Ihre Einteilung in melodisch relevante und artikulatorisch relevante „litterae“/Buchstaben ist problematisch, da ihre Verwendung vielschichtig ist.
celeriter
Das celeriter verhindert das Ausbreiten einer Neume: c = gehe weiter, verweile nicht.

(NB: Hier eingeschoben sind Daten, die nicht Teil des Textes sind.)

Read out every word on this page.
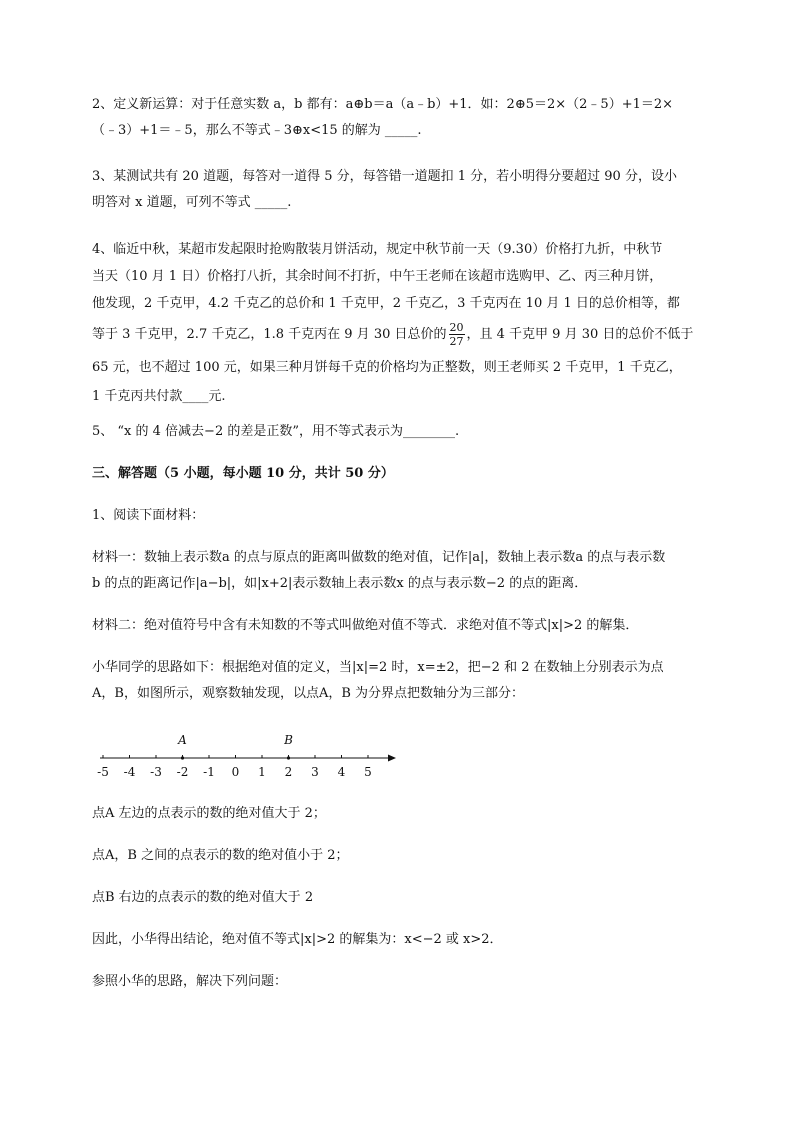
2、定义新运算：对于任意实数 a，b 都有：a⊕b＝a（a﹣b）+1．如：2⊕5＝2×（2﹣5）+1＝2×

（﹣3）+1＝﹣5，那么不等式﹣3⊕x<15 的解为 _____.

3、某测试共有 20 道题，每答对一道得 5 分，每答错一道题扣 1 分，若小明得分要超过 90 分，设小

明答对 x 道题，可列不等式 _____.

4、临近中秋，某超市发起限时抢购散装月饼活动，规定中秋节前一天（9.30）价格打九折，中秋节

当天（10 月 1 日）价格打八折，其余时间不打折，中午王老师在该超市选购甲、乙、丙三种月饼，

他发现，2 千克甲，4.2 千克乙的总价和 1 千克甲，2 千克乙，3 千克丙在 10 月 1 日的总价相等，都

等于 3 千克甲，2.7 千克乙，1.8 千克丙在 9 月 30 日总价的 $\frac{20}{27}$ ，且 4 千克甲 9 月 30 日的总价不低于

65 元，也不超过 100 元，如果三种月饼每千克的价格均为正整数，则王老师买 2 千克甲，1 千克乙，

1 千克丙共付款____元.

5、 “x 的 4 倍减去−2 的差是正数”，用不等式表示为________.

三、解答题（5 小题，每小题 10 分，共计 50 分）

1、阅读下面材料：

材料一：数轴上表示数a 的点与原点的距离叫做数的绝对值，记作|a|，数轴上表示数a 的点与表示数

b 的点的距离记作|a−b|，如|x+2|表示数轴上表示数x 的点与表示数−2 的点的距离．

材料二：绝对值符号中含有未知数的不等式叫做绝对值不等式．求绝对值不等式|x|>2 的解集．

小华同学的思路如下：根据绝对值的定义，当|x|=2 时，x=±2，把−2 和 2 在数轴上分别表示为点

A，B，如图所示，观察数轴发现，以点A，B 为分界点把数轴分为三部分：

-5 -4 -3 -2 -1 0 1 2 3 4 5
A	B

点A 左边的点表示的数的绝对值大于 2；

点A，B 之间的点表示的数的绝对值小于 2；

点B 右边的点表示的数的绝对值大于 2

因此，小华得出结论，绝对值不等式|x|>2 的解集为：x<−2 或 x>2．

参照小华的思路，解决下列问题：
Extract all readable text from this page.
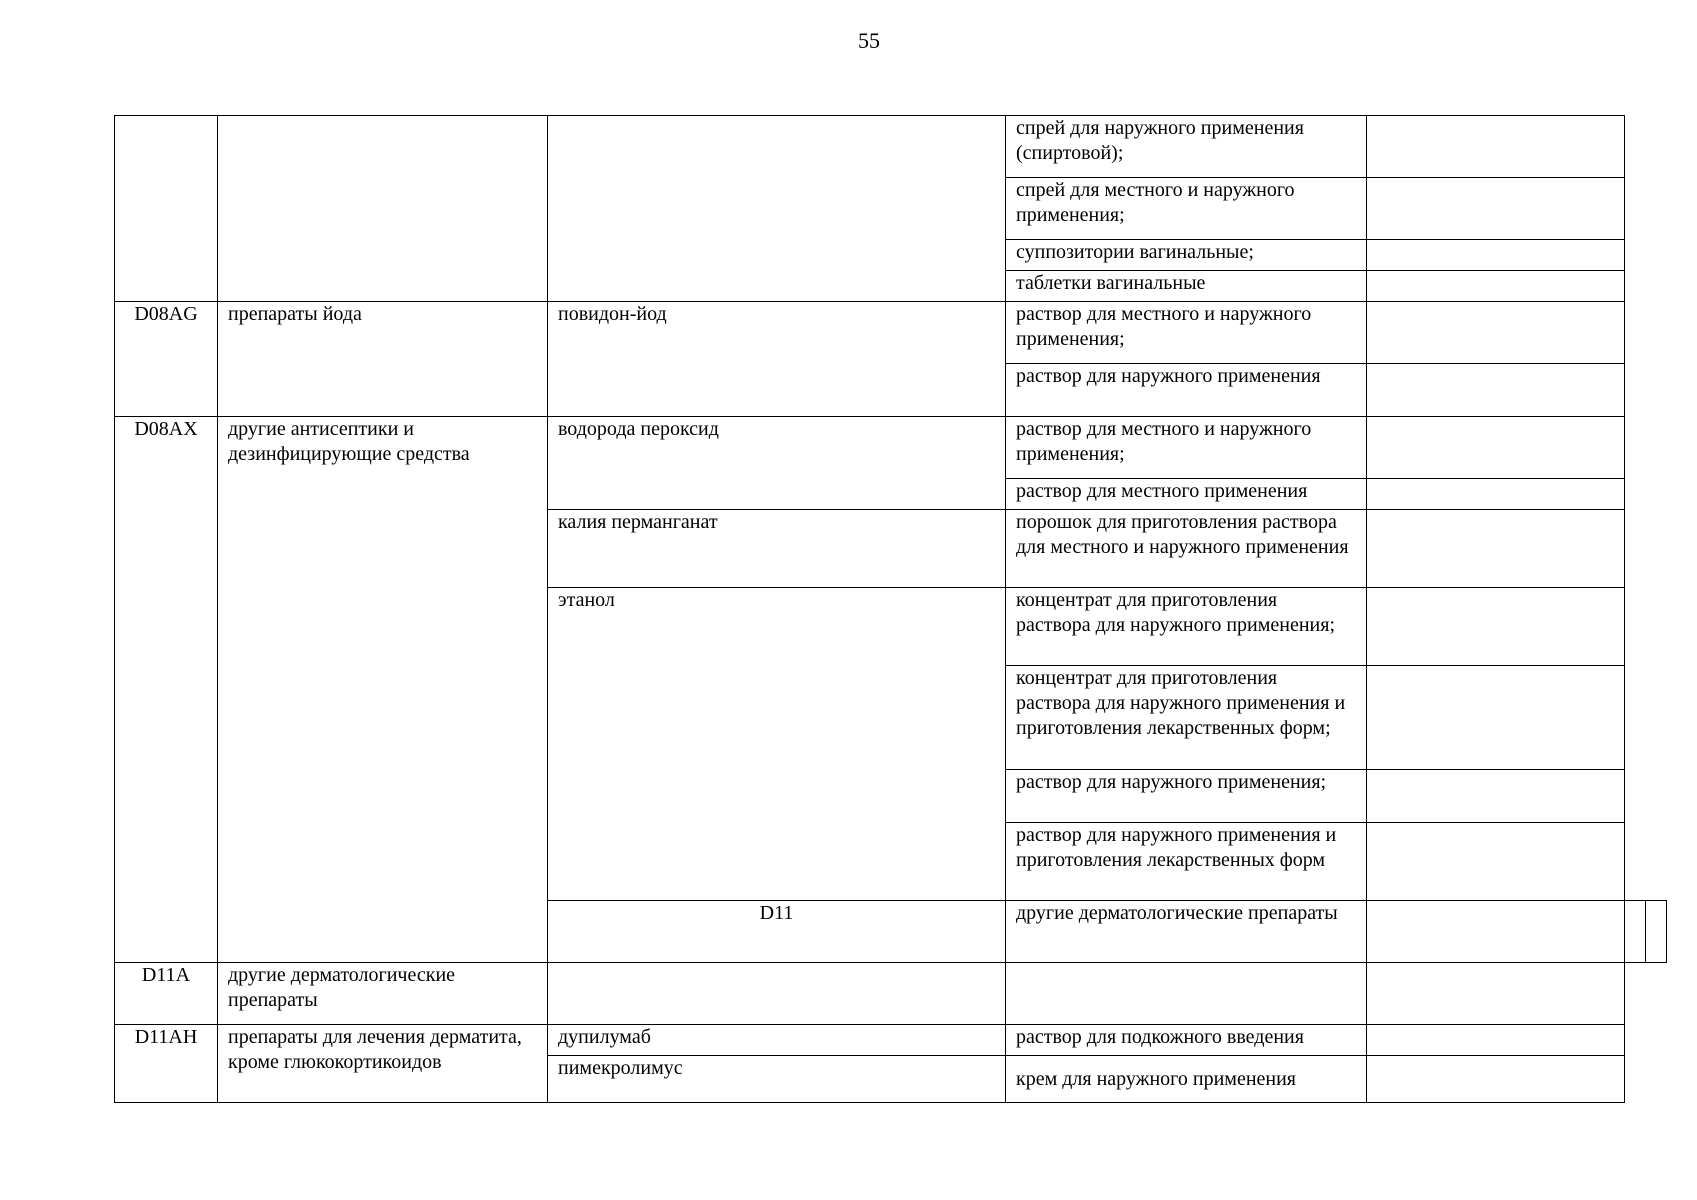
55

			спрей для наружного применения (спиртовой);			

			спрей для местного и наружного применения;			

			суппозитории вагинальные;			

			таблетки вагинальные			

D08AG	препараты йода	повидон-йод	раствор для местного и наружного применения;			

			раствор для наружного применения			

D08AX	другие антисептики и дезинфицирующие средства	водорода пероксид	раствор для местного и наружного применения;			

			раствор для местного применения			

		калия перманганат	порошок для приготовления раствора для местного и наружного применения			

		этанол	концентрат для приготовления раствора для наружного применения;			

			концентрат для приготовления раствора для наружного применения и приготовления лекарственных форм;			

			раствор для наружного применения;			

			раствор для наружного применения и приготовления лекарственных форм			

		D11	другие дерматологические препараты			

D11A	другие дерматологические препараты					

D11AH	препараты для лечения дерматита, кроме глюкокортикоидов	дупилумаб	раствор для подкожного введения			

		пимекролимус	крем для наружного применения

Bei der Clivis ermöglicht es, drei Kategorien darzustellen: kurrent (mit c), mittlerer Wert (ohne Zusatz), nicht kurrent (episemiert). Während der grundsätzlich impulsive Pes mit zwei Kategorien auskommt, kurrent (rund in H - verbunden in MR) oder nicht kurrent (eckig in H - unverbunden in MR), wird die grundsätzlich ruhige Clivis in drei Kategorien dargestellt: die normale Form stellt den mittleren Wert dar, episemiert ist die Clivis nicht kurrent, soll die Clivis flüssig gesungen werden, bekommt sie ein „c“ = celeriter. In circa einem Drittel der Fälle hat die Clivis diese Form. MR kennt diese Unterscheidungen nicht, es gibt nur eine einzige Graphie der Clivis.
celeriter - statim - exspectare
Steht das „celeriter“ am Centoübergang, so zeigt es einerseits den Beginn eines neuen Cento an, für eine notenlose Gedächtniskultur sehr hilfreich, andererseits legt es abwechselnd mit „statim“ und „exspectare“ fest, in welcher Sprechlogik die Antiphon vorzutragen ist, wo Satzteile zu verbinden sind „c“, wo die Teile klar voneinander zu trennen sind „x“ und wo ein Satz ruhig abzurunden ist, dann aber sofort (statim) weiter gesprochen werden soll „st“.
Zwei Beispiele, die ähnlich strukturiert sind (INC Vrgstr = Vorspann + BIN triff + TER) aber sehr unterschiedlichen „Sprachstress“ aufweisen:
0269 „Laverunt stolas suas / et candidas eas fecerunt in sanguine agni.“ der zweite und dritte Teil des Textes fließen in einem, ungegliedert zum Schluss.
0048 „Levabit dominus signum /x in nationibus /x et congregabit dispersos israel.“ Die Teile stehen jeder für sich selber (2x exspectare!).
1328 wird innerhalb der Antiphon ein zweiteiliger Ablauf wiederholt (INC Clv + TER de5): „Iohannes et paulus / dixerunt ad iulianum + Fac votum deo caeli / et eris victor (st) melior quam fuisti“ Die Wiederholung der TER de5 wäre problemlos anwendbar, der Wille nach „victor“ zu gliedern aber nicht abzubrechen, ändert auch den Cento TER de5 in = BIN triv + TER de3.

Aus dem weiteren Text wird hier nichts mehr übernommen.